Counsel for the appellant relies upon the provisions of articles 119, 121, and 131 of the Civil Code, claiming that the evidence fails to disclose that Ambrosio Rabalo acknowledged Eufrasia and Emilio as his children, by will or by any other public instrument, as required by these provisions of the law.
It is clear, however, that since it is admitted that these children were born and Ambrosio Rabalo and Petrona Requejo were married more than thirteen years before the Civil Code was promulgated in the Philippine Islands, we must look to the law in force prior to its promulgation in determining their status as alleged legitimated natural children, at least as far as it is alleged that they acquired such status prior to the promulgation of the Code. The laws applicable to the facts under consideration are therefore Law 11 of Toro, and Law 1, Title 5, Book 10 of the Novisima Recopilacion. (Buenaventura v. Urbano, 5 Phil. Rep., 1; Capistrano v. Gabino, 8 Phil., Rep., 135; Serrano v. Aragon, 22 Phil. Rep., 10.)
Under these laws no special form of acknowledgment of natural children was prescribed, and the question for determination therefore is whether the evidence sustains a finding of facts from which the court may conclude that before the enactment of the code Ambrosio Rabalo clearly signified his intention to recognize these children as his own and to give them the status of legitimated natural children.
The evidence of record conclusively establishes that Ambrosio Rabalo always recognized these children as his own, and that during his lifetime, and for at least 13 years before the Civil Code went into effect in these Islands, they lived with him and their mother, and were given the status of legitimated children, enjoying all the rights and privileges which were accorded to their sister, Gabina, born after the marriage took place.
Two witnesses were introduced on behalf of the opponent, but both of them were compelled to admit on cross-examination that Eufrasia and Emilio Rabalo always lived with Ambrosio Rabalo and his wife, and were treated by Ambrosio as though they were his own children.
Such conclusive proof of long continued status as recognized children was, under the laws in existence prior to the promulgation of the Civil Code, a sufficient recognition to give the children the status of recognized natural children, and this together with the proof of the marriage of their parents leaves no doubt as to the soundness of the ruling of the court below declaring them to be entitled to the heritable rights of legitimated children of Ambrosio Rabalo, deceased.

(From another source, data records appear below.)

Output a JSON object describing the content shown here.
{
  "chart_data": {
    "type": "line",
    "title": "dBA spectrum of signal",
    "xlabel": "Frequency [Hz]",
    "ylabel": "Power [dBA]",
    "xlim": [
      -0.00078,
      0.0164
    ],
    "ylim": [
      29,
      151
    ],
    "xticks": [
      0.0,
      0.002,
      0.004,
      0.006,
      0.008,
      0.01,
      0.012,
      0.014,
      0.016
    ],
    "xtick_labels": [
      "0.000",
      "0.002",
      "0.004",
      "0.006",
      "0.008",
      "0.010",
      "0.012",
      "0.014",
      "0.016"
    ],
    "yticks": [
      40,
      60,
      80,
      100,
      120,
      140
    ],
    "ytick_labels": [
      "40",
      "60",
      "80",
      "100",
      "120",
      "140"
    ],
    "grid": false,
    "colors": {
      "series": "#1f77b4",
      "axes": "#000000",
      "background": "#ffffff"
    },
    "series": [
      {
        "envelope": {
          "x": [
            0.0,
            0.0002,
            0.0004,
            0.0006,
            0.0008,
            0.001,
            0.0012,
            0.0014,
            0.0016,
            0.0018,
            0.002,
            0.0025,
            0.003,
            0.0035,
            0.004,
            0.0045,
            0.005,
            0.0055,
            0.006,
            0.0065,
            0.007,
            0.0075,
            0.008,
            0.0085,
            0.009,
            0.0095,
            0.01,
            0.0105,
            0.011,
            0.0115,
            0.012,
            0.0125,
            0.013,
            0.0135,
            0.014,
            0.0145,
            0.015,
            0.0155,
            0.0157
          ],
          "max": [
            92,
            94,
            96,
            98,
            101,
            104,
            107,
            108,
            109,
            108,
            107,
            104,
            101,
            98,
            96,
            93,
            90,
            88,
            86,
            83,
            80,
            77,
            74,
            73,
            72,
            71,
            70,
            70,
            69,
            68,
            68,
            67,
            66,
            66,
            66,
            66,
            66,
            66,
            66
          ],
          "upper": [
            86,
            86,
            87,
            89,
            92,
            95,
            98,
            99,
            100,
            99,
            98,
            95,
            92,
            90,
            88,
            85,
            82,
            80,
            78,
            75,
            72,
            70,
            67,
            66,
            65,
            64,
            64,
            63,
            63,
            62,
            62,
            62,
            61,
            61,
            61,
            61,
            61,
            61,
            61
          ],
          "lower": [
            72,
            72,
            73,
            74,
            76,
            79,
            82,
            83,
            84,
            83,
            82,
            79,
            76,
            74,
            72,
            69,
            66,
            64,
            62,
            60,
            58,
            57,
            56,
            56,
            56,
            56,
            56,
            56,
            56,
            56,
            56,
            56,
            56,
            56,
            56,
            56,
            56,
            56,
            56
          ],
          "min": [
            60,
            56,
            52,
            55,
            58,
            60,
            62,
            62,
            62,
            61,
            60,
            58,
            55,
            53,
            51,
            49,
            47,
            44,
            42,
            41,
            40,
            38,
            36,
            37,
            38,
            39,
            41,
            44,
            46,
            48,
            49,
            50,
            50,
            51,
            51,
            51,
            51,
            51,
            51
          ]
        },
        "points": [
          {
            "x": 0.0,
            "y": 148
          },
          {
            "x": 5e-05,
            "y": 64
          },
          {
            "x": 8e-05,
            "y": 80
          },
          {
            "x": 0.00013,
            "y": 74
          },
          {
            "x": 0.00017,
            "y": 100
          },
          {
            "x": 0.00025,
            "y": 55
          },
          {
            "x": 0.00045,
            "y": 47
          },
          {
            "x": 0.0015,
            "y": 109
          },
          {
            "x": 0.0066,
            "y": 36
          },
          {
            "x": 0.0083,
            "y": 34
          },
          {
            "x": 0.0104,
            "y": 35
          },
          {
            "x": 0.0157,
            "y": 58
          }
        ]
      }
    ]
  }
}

It is to be observed that this is not an action brought to compel the recognition of these children. It was brought for the purpose merely of securing the distribution of the estate of their alleged father, and to that end, a declaration of their rights of inheritance as the legitimated children of the deceased, upon proof of their allegations that he had in fact recognized them as such during his lifetime.
It is not necessary to discuss or decide the questions raised as to the admissibility of the evidence offered with regard to the entries in the baptismal registries of the parish where these children were born, because, as we have indicated above, even if we wholly disregard this evidence, the decree entered in the trial court must be affirmed. So ordered.
Arellano, C.J., Torres, Johnson and Trent, JJ., concur.